Monday, June 4, 2012

Paint or Portrait?

Remember the days when you bought a CD just because you liked the artist?  You weren't concerned about whether or not you'd like every song on the album.  You were just a fan of the music, and you wanted to hear the latest stuff.

Then came the Preview Era.  It started when when the bookstores were plugging in CD players and leaving one jewel case unwrapped so you could preview the album.  Then, iTunes added the preview feature.  First it was 30 seconds.  Now it's 1:30.  You can practically listen to half of an album before even buying it.  The idea (I think) is to let the buyer decide which songs they like and don't like.  They even show you the popularity of each song so you can stay away from the ones that supposedly suck.  If I'm the artist, I'd be shouting at the top of my lungs, "Wait, I didn't spend countless hours with a pen and paper piecing my thoughts together and late nights in the studio slaving over these songs for you to only buy 1 or 2.  I've got something to say!!"

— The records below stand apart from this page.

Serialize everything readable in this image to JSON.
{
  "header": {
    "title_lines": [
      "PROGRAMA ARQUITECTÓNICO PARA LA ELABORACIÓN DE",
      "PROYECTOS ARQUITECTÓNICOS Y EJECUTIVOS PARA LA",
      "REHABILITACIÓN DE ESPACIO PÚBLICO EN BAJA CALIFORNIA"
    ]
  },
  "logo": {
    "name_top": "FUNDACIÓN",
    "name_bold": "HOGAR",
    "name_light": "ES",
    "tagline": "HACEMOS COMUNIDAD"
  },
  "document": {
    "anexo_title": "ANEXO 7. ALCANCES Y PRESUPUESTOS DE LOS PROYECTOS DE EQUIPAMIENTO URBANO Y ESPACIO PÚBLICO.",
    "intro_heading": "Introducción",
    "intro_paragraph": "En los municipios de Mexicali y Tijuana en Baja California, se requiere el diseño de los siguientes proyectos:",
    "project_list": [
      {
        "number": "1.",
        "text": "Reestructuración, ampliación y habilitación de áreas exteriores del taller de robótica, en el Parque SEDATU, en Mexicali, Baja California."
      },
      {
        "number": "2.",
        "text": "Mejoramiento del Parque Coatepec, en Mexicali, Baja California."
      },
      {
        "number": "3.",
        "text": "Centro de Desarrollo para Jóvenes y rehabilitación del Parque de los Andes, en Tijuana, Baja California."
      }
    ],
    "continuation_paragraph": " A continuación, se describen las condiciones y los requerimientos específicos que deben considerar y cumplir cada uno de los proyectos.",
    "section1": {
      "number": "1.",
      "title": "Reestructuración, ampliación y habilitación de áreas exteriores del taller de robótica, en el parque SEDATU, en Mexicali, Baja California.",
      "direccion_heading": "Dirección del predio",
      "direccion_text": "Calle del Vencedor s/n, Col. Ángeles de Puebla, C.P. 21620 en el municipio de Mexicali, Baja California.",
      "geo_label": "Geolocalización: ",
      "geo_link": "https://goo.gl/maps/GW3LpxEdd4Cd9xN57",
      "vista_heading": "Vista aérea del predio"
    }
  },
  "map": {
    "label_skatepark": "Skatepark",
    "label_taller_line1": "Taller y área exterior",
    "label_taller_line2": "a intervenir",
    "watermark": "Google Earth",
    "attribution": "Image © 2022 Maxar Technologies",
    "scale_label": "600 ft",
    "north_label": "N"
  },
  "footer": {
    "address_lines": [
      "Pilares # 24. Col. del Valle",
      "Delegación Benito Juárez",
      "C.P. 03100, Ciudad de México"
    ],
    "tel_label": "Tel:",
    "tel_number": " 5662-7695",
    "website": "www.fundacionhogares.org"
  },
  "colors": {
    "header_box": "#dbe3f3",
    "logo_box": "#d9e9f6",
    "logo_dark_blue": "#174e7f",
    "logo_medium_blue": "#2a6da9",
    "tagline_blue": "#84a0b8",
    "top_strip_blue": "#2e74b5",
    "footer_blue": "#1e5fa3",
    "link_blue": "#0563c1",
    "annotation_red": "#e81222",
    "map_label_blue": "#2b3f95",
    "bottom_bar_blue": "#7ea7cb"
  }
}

I will be the first to admit taken advantage of these perks.  I've been curious to hear an album (especially if it's a new artist) before I buy it.  I've made the mistake of buying an album based on it's cover art or because of a hit song on the radio (See Eve6 and Cowboy Mouth - remember them?)  However, those instances don't seem to occur that often.  More often than not, we do ourselves a disservice by choosing not to buy an album simply because we didn't like what we initially heard.  I will give you an example:

Sovereign Grace recently released a new album called From Age to Age.  I previewed it on iTunes.  Didn't love all of the songs, but because I'm always looking for new music, I decided to get the whole album anyway.  I burned the mp3s to a CD and took them with me on a recent vacation.  I was in the car all by myself for 8 hours up and 8 hours back.  You know what happened?  The songs that I would've initially brushed grew on me.  I began to get a sense for what the song and the album was trying to communicate.  The strange guitar licks became less strange, and the irregular meter went from "out of place" to "beautifully innovative."  In essence, I got the context of the album.  I felt as though the artists have took me on their spiritual journey, and I can now, to an extent, relate to what they're thinking and going through.  And to add to it, I now have more songs to use in worship than if I had brushed it off from my initial listening experience.

I know it costs more to get the whole album.  We're all trying to pinch pennies these days.  But the next time someone gives you an iTunes gift card or you find yourself browsing about, consider buying one album instead of 5 individual songs from different artists. Listen to the whole album on a jog or during a lengthy car ride.  You might decide after a few listens you don't dig every song, and that's highly likely.  But you might also find that you've looked into a beautiful portrait instead of thumbing through paint samples.